Еще одно признание. Примерно на середине моей работы меня было увлек-таки соблазн "сюжетности". Я начал было готовить моего героя к переходу линии фронта и действиям в тылу у противника на Смоленщине. Многое в таком обороте его судьбы могло представляться органичным, естественным и, казалось, давало возможность расширения поля деятельности героя, возможность новых описаний и т. д. Глава "Генерал" в своем первом напечатанном виде посвящена была прощанью Теркина с командиром своей дивизии перед уходом в тыл к врагу. Были опубликованы и другие отрывки, где речь уже шла о жизни за линией фронта. Но вскоре я увидел, что это сводит книгу к какой-то частной истории, мельчит ее, лишает ее той фронтовой "всеобщности" содержания, которая уже наметилась и уже делала имя Теркина нарицательным в отношении живых бойцов такого типа. Я решительно повернул с этой тропы, выбросил то, что относилось к вражескому тылу, переработал главу "Генерал" и опять стал строить судьбу героя в сложившемся ранее плане.

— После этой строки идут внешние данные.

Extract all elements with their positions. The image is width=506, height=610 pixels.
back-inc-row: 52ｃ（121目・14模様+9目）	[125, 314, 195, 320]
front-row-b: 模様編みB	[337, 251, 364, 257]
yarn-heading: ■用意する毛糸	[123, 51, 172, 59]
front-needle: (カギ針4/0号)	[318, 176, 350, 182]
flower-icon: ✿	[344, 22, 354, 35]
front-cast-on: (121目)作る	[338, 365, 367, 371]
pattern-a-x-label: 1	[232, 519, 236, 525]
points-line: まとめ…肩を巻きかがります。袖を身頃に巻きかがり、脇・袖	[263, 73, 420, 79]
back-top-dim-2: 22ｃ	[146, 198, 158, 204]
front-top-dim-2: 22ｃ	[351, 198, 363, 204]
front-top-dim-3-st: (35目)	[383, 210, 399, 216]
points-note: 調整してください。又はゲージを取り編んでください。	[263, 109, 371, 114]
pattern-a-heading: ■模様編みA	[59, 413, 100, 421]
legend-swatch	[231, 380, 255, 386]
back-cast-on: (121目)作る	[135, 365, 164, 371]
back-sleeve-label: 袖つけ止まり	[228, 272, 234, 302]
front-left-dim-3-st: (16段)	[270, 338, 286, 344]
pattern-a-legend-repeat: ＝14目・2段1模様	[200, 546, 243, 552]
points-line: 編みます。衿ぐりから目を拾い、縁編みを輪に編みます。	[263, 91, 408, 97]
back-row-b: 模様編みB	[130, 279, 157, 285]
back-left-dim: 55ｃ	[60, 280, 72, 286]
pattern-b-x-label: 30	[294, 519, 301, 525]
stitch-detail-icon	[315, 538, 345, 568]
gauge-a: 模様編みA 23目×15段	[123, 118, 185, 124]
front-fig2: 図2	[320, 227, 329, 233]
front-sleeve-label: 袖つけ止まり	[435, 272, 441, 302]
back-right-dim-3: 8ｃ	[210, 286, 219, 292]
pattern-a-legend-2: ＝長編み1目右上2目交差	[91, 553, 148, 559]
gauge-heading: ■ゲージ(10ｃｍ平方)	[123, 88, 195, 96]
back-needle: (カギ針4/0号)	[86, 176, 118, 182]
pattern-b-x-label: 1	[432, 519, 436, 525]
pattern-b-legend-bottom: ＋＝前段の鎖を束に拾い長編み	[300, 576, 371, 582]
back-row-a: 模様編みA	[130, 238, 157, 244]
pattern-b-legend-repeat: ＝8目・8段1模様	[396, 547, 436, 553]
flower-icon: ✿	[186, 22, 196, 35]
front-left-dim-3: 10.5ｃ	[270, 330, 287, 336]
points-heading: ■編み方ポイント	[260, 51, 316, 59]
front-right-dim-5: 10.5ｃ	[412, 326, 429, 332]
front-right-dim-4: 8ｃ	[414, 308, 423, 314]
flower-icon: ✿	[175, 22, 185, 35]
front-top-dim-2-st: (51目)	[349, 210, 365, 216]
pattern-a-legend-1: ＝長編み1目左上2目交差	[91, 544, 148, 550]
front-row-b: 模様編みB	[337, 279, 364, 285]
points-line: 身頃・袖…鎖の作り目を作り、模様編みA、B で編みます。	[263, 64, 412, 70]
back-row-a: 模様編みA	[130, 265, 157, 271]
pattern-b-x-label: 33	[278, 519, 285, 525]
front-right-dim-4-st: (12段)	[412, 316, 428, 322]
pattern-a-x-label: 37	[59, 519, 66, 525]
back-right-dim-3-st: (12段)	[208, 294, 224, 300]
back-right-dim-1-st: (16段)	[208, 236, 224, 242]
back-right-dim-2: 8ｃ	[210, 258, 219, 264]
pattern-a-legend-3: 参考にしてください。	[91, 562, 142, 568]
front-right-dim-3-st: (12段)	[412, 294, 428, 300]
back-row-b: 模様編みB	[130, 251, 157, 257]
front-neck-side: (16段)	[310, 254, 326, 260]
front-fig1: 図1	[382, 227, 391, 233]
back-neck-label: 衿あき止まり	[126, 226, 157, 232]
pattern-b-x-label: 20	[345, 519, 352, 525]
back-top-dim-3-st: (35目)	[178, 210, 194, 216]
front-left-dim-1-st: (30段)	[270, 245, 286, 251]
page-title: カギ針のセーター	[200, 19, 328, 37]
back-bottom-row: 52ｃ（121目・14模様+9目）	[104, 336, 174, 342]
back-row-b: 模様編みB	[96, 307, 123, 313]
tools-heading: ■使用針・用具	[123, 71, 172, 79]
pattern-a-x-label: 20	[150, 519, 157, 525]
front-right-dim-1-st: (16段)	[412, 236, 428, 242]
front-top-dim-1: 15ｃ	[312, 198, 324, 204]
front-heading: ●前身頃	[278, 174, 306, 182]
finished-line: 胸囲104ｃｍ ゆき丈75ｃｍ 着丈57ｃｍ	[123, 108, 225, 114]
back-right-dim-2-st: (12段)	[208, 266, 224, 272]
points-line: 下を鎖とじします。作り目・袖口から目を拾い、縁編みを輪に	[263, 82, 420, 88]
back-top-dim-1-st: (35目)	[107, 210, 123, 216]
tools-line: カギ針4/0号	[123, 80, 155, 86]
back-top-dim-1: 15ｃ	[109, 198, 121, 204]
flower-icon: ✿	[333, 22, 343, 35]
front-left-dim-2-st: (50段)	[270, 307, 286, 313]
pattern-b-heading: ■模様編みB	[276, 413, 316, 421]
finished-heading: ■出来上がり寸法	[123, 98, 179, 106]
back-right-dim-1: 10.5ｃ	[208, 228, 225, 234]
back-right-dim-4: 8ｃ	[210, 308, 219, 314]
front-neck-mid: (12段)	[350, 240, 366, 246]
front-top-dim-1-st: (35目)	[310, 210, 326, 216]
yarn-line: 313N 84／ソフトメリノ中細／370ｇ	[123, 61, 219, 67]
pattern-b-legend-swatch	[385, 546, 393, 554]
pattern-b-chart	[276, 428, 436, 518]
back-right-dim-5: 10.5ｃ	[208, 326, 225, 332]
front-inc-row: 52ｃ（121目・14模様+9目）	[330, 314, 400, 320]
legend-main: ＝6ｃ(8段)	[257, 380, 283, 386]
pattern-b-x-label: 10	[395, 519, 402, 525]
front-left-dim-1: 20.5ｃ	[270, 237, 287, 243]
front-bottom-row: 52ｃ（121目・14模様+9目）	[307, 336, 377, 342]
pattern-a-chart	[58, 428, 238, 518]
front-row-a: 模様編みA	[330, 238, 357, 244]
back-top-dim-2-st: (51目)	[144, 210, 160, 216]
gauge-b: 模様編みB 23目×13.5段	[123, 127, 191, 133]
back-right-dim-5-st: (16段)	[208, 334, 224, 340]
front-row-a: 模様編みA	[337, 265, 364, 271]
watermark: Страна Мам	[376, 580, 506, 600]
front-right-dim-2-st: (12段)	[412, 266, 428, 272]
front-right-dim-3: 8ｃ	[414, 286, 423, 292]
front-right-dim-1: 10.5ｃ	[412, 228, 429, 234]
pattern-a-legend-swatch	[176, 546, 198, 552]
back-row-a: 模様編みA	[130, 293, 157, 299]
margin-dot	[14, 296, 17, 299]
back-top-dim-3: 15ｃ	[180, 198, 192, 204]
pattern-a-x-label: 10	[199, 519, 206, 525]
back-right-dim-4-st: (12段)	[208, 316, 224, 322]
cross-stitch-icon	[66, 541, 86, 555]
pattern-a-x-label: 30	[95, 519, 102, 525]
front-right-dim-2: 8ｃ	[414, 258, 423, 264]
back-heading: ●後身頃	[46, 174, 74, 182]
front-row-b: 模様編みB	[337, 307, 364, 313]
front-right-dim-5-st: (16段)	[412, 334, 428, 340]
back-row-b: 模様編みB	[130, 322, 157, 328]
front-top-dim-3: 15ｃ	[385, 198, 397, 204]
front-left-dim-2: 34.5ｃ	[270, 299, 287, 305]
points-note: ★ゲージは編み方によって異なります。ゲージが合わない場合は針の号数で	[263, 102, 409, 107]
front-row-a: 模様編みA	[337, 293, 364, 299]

Говоря об этой работе в целом, я могу только повторить слова, что уже были сказаны мною в печати по поводу "Книги про бойца":
"Каково бы ни было ее собственно литературное значение, для меня она была истинным счастьем. Она мне дала ощущение законности места художника в великой борьбе народа, ощущение очевидной полезности моего труда, чувство полной свободы обращения со стихом и словом в естественно сложившейся непринужденной форме изложения. "Теркин" был для меня во взаимоотношениях писателя со своим читателем моей лирикой, моей публицистикой, песней и поучением, анекдотом и присказкой, разговором по душам и репликой к случаю".
Читатель-фронтовик, которого я за время нашего очного и заочного, через страницы печати, общения привык считать как бы своим соавтором - по степени его заинтересованности в моей работе,- этот читатель со своей стороны также считал "Теркина" нашим общим делом.